Мойков спустился по лестнице.
— Заснул, — сообщил он. — Три таблетки секонала подействовали.
— Секонал? — заинтересовался Лахман. — У вас еще осталось?
Кивнув, Мойков вынул пачку таблеток.
— Двух вам хватит, я полагаю?
— Как это? Раулю вы дали три, а почему мне нет?
— Рауль потерял Кики, даже вдвойне. В двух отношениях. А у вас еще есть надежда.
Лахман начал было протестовать: не умаляйте, мол, его страданий.
— Исчезни, — оборвал его я. — В полнолуние таблетки действуют с удвоенной силой.
Лахман захромал к выходу.
— Надо мне было стать аптекарем, — заметил Мойков.
Мы вернулись к своей шахматной партии.
— Мария Фиола действительно была здесь сегодня вечером? — спросил я.
Мойков кивнул:
— Приходила праздновать освобождение от немцев. Американцы заняли ее родной городок в Италии. До сих пор там стояли немцы. Так что никакая она тебе теперь не союзница, даже не подневольная, а новоиспеченный враг. В качестве такового она шлет тебе привет.

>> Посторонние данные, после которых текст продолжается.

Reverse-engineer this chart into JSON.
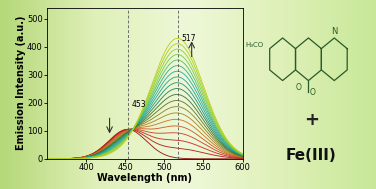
{
  "xlim": [
    350,
    600
  ],
  "ylim": [
    0,
    540
  ],
  "xlabel": "Wavelength (nm)",
  "ylabel": "Emission Intensity (a.u.)",
  "xticks": [
    400,
    450,
    500,
    550,
    600
  ],
  "yticks": [
    0,
    100,
    200,
    300,
    400,
    500
  ],
  "peak1_wl": 453,
  "peak2_wl": 517,
  "n_curves": 20,
  "bg_grad_top": "#e8f5cc",
  "bg_grad_bottom": "#b0d880",
  "axis_fontsize": 7,
  "tick_fontsize": 6,
  "label_fontsize": 6.5,
  "mol_color": "#2a5a2a",
  "curve_colors": [
    "#8B1010",
    "#B01515",
    "#CC2020",
    "#CC3B20",
    "#CC5520",
    "#CC7020",
    "#AA8020",
    "#888020",
    "#607020",
    "#3a7030",
    "#208060",
    "#20907a",
    "#20a090",
    "#20aaaa",
    "#30aa88",
    "#50bb66",
    "#70cc44",
    "#90cc30",
    "#aacc20",
    "#bbcc15"
  ]
}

— Боже благослови ее! — воскликнул я. — Я приму от нее объявление войны, только если она предстанет в диадеме Марии-Антуанетты.
Мойков расхохотался:
— Тебя ждет еще один удар, Людвиг. Мою родную деревню тоже только что освободили от немцев, на этот раз русские. Так что и я превратился из твоего вынужденного союзника в твоего вынужденного противника. Ты готов с этим смириться?
— С трудом. Сколько раз ты уже сменил национальность?
— Раз десять, наверное. Не по своей воле. Был чехом, поляком, австрийцем, русским — несколько раз переходил из рук в руки. Конечно, здесь этих перемен даже не замечаешь. А эта наверняка не последняя. Кстати, тебе мат. Неважно ты сегодня играешь.
— Я всегда играл плохо, Владимир. У тебя фора в пятнадцать лет эмиграции и одиннадцать разных родин. Включая Америку.
— А вот и графиня. — Мойков встал. — Полнолуние никому не дает покоя.
Сегодня к своему старомодному кружевному платью с высоким воротом графиня присовокупила еще и боа из перьев. Теперь она напоминала престарелую, выцветшую райскую птицу, выкроенную из мятой оберточной бумаги. Личико у нее было крохотное, покрытое сеточкой тонких морщин.
— Сердечной настойки, графиня? — спросил Мойков с тоном величавой учтивости.